Speaking at the ASSOCHAM's 12th Capital Market Summit in Mumbai, Mohanty also said that they have not yet discussed this issue at the Financial Sector Development Council (FSDC) level.
A day after the Reserve Bank of India (RBI) said that it was closely monitoring developments following the outbreak of coronavirus, the Securities and Exchange Board of India (Sebi) has said that they are internally assessing the situation and its possible impact on capital markets.
SK Mohanty, whole-time member of Sebi, said: “It’s a wait-and-watch situation on coronavirus. We have seen RBI’s statement and are internally assessing the situation,” said Mohanty.
Speaking at the ASSOCHAM’s 12th Capital Market Summit in Mumbai, Mohanty also said that they have not yet discussed this issue at the Financial Sector Development Council (FSDC) level. FSDC is an inter-regulatory body to bring in greater coordination between government and regulators.
On Tuesday, RBI stated that it is monitoring global and domestic developments closely and continuously, and stands ready to take appropriate actions to ensure orderly functioning of financial markets, maintain market confidence, and preserve financial stability.
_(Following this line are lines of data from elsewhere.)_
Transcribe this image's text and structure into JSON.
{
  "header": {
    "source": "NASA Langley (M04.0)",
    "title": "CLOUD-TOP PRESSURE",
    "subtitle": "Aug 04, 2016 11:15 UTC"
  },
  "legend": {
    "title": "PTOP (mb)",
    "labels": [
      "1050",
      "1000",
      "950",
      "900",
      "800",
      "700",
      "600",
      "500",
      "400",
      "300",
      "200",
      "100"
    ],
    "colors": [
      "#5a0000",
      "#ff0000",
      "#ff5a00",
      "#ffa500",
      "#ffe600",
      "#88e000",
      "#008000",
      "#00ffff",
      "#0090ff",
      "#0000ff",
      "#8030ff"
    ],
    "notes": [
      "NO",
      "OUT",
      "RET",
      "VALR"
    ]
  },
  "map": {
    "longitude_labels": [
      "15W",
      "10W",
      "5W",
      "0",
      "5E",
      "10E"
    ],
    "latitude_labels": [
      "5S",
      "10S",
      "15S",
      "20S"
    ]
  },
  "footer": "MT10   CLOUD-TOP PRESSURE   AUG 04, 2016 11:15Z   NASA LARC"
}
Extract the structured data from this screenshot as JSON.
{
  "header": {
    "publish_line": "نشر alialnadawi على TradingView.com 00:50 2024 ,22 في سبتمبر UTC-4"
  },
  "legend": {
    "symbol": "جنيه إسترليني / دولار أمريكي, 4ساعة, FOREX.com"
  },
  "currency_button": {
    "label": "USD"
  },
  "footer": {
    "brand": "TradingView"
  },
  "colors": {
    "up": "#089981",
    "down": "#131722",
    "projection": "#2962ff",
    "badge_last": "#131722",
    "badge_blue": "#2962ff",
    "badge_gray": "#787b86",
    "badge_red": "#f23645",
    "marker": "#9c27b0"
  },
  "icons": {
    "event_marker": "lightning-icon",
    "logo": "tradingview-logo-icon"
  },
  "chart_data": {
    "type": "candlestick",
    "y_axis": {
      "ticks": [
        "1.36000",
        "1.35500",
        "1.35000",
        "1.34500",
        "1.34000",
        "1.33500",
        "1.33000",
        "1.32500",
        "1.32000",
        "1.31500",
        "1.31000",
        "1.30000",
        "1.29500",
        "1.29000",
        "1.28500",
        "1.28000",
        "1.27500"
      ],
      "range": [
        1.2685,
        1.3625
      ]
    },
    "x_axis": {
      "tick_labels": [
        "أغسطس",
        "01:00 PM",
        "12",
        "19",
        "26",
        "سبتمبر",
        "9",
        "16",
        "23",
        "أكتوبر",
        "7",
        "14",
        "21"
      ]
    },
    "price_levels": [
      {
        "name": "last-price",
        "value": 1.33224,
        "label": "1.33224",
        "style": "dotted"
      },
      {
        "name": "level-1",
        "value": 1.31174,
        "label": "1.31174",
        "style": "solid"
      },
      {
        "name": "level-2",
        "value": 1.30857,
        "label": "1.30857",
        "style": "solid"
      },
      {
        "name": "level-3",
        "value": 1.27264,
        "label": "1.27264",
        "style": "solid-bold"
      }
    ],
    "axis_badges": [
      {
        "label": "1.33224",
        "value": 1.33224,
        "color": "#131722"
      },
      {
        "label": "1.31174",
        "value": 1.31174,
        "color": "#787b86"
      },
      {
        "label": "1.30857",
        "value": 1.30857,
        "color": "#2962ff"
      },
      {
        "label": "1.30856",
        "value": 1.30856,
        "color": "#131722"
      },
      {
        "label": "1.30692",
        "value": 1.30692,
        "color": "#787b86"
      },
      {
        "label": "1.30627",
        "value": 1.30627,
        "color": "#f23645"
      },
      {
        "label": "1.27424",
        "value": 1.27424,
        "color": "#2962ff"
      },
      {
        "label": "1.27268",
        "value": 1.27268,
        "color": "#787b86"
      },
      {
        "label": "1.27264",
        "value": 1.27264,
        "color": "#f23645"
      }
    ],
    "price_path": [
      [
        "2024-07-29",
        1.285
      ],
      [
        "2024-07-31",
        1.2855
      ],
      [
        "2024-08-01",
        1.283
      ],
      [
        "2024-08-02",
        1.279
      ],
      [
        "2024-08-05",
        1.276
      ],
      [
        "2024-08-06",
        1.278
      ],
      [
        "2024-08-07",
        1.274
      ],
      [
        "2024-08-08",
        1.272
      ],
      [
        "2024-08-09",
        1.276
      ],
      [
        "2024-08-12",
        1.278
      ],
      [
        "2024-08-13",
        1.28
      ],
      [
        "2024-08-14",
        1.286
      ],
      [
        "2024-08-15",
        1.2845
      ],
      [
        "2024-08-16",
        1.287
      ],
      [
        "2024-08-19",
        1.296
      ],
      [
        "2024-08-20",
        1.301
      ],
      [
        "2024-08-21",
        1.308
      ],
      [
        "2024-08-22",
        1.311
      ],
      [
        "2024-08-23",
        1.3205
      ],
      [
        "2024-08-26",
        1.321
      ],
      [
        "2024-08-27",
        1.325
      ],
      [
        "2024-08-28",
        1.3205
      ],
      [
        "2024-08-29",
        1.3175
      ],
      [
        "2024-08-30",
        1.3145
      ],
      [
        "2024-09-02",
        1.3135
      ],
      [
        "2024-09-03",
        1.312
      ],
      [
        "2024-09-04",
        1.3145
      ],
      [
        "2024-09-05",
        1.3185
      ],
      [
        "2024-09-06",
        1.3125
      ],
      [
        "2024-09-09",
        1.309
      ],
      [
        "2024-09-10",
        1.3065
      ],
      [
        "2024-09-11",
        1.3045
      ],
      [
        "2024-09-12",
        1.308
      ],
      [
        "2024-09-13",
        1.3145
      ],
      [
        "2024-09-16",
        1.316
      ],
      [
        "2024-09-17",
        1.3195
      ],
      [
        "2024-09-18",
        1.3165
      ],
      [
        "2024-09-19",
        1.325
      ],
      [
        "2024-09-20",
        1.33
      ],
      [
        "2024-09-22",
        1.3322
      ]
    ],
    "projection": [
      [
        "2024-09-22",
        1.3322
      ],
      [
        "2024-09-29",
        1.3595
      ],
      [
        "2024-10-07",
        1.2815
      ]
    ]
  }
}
In order to attract more flows into Real Estate Investments Trusts (REITs) and Infrastructure Investments Trusts (InvITs), the market regulator has taken up the issue of taxation with the government of India and Central Board of Direct Taxes (CBDT). In the Union Budget, it was announced that unit holders would need to pay tax on dividend income from special purpose vehicle (SPV) received by REITs and InvITs. Unit holders will now pay tax on dividend income at applicable income tax rate.
“Taxation part is not under Sebi, but we have taken up the issue with the government of India and CBDT and let’s hope for the best. If taxation incentive that was given to REITs and InvITs industry in 2016 is restored, it will help attract more flows and help the economy,” said Mohanty.
In 2016, the FM had announced that any distribution made out of income of SPV to REITs and InvITs having specified shareholding will not be subjected to the dividend distribution tax (DDT). REITs, which invest primarily in completed, income-yielding real estate assets, are similar to mutual funds, and can be listed and traded on stock exchanges. There are multiple advantages of REITs for both investors as well as developers or private equity (PEs). For investors, REITs offer steady returns, capital appreciation opportunity and low-ticket size of investment. For developers, it can help them monetise the portfolio of operational assets, unlock capital and deleverage the balance sheets.
According to the Niranjan Hiranandani, president, ASSOCHAM, India had received $20 billion in REITS and InvITs in 2019 and he was expecting $30 billion this year, but these provisions would adversely affect capital flows.